Clin Exp Metastasis. 2013 Oct;30(7):877-90. doi: 10.1007/s10585-013-9589-2. Epub 2013 Jun 1.
Cholangiocarcinoma morbidity and mortality is attributable to local invasiveness and regional lymph node and distant organ metastasis. Cholangiocarcinoma progression follows a series of sequential events that resemble wound healing reactions: local invasion resembles the epithelial migration phase involving epithelial-mesenchymal transition (EMT); colonization at distant sites resembles epithelial restitution seen during the reverse process, mesenchymal-epithelial transition (MET). In this study we compare the in vivo local and metastatic growth potential of cholangiocarcinoma cell lines with respect to expression of a novel pSTAT3-dependent, biliary epithelial cell wound healing protein, small proline-rich protein 2A (SPRR2A). SPRR2A has been associated with local aggressiveness, but decreased metastatic capabilities in other cancers. Stable SPRR2A transfection into two cholangiocarcinoma cell lines (SG231 and HuCCT-1), previously shown by us to induce permanent EMT, resulted in local aggressiveness but an inability to form metastases. In contrast, SPRR2A-negative epithelial control cells showed relatively poor local aggressiveness, but readily formed metastatic tumors. Post-intrasplenic injection cell tracking showed that: (a) mesenchymal (SPRR2A+) cells were not trapped in the liver, but were rapidly cleared through mesenteric lymph nodes and did not form metastases; whereas (b) epithelial (SPRR2A-) controls were primarily entrapped within MUC-1-associated liver "micro-infarcts" that later evolved into metastatic colonies. SPRR2A-associated tumor behavior was mimicked by MUC1 shRNA, which induced EMT and, like SPRR2A+ cells, showed reduced metastatic capabilities. Cholangiocarcinoma local invasion involves EMT processes, whereas MET and MUC1 expression promote metastasis. A better understanding of disease progression should help target treatment for this deadly neoplasm.

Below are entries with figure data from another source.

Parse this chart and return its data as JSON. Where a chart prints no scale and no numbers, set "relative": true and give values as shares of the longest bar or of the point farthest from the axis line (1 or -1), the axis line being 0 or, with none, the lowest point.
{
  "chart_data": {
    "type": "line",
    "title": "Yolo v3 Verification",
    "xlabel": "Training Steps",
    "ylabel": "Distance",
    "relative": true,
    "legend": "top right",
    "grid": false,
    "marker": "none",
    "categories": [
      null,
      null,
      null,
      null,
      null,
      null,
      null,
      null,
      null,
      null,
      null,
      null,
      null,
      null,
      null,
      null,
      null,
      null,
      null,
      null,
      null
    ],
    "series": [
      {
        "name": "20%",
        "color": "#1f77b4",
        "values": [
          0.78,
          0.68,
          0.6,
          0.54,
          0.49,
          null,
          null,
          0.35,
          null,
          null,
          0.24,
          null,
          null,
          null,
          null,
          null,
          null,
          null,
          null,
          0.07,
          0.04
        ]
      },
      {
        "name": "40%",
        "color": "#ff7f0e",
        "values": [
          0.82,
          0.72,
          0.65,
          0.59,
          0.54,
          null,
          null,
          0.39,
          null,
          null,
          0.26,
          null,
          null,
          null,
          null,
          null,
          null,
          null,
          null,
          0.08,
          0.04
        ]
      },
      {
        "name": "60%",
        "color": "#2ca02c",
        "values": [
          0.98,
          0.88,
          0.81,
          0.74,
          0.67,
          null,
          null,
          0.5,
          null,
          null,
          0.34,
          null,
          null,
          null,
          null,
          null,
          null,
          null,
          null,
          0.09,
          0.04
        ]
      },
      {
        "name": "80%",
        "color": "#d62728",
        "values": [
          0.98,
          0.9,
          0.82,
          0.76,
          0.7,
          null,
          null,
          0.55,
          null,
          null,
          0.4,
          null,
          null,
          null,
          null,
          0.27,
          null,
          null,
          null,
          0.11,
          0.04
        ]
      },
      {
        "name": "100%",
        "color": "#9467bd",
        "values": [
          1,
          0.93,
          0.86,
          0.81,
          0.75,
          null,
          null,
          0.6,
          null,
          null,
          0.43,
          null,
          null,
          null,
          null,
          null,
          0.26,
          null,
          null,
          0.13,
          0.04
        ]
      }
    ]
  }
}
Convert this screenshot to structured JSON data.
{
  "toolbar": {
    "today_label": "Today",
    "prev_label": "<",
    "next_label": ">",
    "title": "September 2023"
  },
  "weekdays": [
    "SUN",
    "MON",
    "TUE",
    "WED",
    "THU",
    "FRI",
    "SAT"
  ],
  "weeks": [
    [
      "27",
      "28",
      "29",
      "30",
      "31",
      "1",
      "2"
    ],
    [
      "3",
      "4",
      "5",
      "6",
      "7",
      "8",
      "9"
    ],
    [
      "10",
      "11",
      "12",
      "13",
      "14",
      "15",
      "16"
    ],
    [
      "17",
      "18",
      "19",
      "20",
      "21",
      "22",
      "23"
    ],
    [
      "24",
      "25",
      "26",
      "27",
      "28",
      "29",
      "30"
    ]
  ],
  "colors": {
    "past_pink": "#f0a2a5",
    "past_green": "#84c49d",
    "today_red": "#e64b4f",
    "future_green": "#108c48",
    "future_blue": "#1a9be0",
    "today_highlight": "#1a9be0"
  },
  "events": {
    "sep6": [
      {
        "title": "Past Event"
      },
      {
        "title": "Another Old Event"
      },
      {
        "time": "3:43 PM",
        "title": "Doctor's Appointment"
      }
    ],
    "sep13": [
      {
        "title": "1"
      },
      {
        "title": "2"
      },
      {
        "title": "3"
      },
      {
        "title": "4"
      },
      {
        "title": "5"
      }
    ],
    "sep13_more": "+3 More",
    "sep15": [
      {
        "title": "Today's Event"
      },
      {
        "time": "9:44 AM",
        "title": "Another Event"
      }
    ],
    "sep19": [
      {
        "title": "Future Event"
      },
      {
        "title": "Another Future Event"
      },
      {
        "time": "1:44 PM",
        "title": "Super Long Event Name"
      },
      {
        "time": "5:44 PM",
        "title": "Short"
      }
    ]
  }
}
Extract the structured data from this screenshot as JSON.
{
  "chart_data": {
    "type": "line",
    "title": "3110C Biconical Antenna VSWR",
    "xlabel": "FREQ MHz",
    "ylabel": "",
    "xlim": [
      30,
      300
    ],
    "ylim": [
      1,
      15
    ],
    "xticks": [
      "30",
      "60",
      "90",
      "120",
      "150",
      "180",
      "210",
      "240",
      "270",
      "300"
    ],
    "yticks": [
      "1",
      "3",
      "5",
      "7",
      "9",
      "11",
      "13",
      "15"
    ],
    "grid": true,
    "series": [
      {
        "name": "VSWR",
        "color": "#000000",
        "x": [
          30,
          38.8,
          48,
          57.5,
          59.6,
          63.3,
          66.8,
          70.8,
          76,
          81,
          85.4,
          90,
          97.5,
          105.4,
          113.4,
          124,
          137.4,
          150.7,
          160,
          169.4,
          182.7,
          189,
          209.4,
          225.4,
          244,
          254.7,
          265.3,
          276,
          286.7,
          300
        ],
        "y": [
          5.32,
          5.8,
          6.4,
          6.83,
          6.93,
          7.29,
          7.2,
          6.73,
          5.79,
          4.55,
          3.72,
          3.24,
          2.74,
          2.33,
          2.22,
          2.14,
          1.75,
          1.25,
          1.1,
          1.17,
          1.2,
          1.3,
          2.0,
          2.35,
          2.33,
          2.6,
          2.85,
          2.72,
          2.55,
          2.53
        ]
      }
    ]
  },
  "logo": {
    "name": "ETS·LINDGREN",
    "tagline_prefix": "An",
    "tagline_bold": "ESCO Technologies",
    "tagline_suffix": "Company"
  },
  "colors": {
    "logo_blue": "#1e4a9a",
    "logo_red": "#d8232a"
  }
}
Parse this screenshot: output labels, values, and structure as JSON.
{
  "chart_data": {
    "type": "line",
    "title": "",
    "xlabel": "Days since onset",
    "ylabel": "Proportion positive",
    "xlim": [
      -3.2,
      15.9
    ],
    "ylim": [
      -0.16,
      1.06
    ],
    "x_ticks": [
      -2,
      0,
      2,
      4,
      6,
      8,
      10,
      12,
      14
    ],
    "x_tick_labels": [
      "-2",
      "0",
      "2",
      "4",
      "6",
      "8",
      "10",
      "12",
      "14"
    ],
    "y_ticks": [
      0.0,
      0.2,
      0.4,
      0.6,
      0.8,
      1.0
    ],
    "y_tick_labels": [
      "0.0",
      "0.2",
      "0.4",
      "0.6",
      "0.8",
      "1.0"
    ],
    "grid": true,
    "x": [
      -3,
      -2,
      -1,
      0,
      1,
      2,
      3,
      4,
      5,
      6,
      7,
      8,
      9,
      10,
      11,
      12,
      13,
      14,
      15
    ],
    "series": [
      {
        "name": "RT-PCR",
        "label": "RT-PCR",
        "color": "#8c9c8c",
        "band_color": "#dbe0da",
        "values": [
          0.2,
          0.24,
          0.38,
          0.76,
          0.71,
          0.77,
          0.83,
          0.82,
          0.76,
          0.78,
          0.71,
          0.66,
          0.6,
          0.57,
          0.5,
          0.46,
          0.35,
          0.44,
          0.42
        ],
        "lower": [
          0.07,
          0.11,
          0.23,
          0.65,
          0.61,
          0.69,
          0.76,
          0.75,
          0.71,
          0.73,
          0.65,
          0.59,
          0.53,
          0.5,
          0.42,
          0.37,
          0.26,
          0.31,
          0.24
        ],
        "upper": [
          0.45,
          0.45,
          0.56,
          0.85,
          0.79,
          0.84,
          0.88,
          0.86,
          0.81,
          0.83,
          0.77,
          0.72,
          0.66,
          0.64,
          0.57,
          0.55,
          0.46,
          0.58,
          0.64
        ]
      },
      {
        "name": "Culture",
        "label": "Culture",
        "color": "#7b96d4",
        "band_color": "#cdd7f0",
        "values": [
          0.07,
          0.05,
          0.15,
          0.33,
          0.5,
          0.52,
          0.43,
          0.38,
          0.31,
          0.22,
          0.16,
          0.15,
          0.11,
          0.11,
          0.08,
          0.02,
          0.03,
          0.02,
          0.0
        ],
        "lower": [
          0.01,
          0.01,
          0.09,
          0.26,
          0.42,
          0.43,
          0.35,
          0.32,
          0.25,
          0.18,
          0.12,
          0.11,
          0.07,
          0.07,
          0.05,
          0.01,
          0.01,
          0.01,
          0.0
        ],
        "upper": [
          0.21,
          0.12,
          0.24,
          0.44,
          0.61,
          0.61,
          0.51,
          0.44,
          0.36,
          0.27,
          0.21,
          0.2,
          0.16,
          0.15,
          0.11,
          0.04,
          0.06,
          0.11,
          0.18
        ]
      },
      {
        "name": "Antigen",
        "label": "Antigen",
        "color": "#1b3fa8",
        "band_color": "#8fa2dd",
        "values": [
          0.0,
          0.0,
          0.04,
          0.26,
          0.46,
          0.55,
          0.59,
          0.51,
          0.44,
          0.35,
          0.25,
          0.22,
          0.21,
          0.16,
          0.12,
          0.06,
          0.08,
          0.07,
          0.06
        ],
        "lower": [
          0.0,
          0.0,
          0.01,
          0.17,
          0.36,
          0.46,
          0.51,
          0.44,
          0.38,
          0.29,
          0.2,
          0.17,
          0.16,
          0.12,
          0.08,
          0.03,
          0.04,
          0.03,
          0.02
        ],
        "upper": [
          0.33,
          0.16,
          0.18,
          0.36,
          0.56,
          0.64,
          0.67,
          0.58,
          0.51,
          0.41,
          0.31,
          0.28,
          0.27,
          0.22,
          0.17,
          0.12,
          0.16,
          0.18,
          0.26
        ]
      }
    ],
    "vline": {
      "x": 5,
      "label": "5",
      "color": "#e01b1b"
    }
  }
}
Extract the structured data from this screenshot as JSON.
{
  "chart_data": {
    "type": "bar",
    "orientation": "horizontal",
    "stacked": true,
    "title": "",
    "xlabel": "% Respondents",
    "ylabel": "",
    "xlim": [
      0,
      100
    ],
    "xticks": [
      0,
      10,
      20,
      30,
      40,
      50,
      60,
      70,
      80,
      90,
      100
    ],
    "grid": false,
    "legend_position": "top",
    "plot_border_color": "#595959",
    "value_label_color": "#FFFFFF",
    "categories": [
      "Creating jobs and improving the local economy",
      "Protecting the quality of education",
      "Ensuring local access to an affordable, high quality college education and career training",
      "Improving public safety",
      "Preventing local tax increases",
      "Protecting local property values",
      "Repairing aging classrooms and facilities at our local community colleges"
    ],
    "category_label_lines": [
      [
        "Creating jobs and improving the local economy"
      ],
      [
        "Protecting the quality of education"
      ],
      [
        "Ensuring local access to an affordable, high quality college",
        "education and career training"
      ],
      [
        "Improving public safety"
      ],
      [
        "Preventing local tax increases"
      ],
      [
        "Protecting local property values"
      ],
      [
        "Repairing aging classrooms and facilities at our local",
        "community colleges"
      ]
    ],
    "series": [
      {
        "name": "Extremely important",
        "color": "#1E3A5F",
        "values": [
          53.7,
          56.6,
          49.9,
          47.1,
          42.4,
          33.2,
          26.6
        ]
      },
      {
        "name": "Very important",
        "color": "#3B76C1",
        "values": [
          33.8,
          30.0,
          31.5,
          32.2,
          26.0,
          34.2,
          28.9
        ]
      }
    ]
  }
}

胆管癌的发病率和死亡率归因于局部侵袭、区域淋巴结和远处器官转移。胆管癌的进展遵循一系列类似于伤口愈合反应的连续事件:局部侵袭类似于涉及上皮-间充质转化 (EMT) 的上皮迁移阶段;远处部位的定植类似于在逆转过程中观察到的上皮修复,即间充质-上皮转化 (MET)。在这项研究中,我们比较了胆管癌细胞系的体内局部和转移生长潜力,以确定一种新的 pSTAT3 依赖性、胆管上皮细胞伤口愈合蛋白、小脯氨酸丰富蛋白 2A (SPRR2A) 的表达情况。SPRR2A 与局部侵袭性有关,但在其他癌症中与转移性能力降低有关。我们先前已经证明,稳定转染到两种胆管癌细胞系(SG231 和 HuCCT-1)中的 SPRR2A 导致了永久的 EMT,从而导致了局部侵袭性,但无法形成转移。相比之下,SPRR2A 阴性上皮对照细胞表现出相对较差的局部侵袭性,但容易形成转移性肿瘤。脾内注射后细胞追踪显示:(a) 间充质 (SPRR2A+) 细胞不会被困在肝脏中,而是通过肠系膜淋巴结迅速清除,并且不会形成转移;而 (b) 上皮 (SPRR2A-) 对照细胞主要被困在与 MUC-1 相关的肝脏“微梗塞”中,这些微梗塞后来演变成转移性菌落。MUC1 shRNA 模拟了 SPRR2A 相关的肿瘤行为,它诱导 EMT,并且与 SPRR2A+细胞一样,表现出降低的转移性能力。胆管癌的局部侵袭涉及 EMT 过程,而 MET 和 MUC1 的表达促进转移。更好地了解疾病进展应有助于针对这种致命肿瘤进行靶向治疗。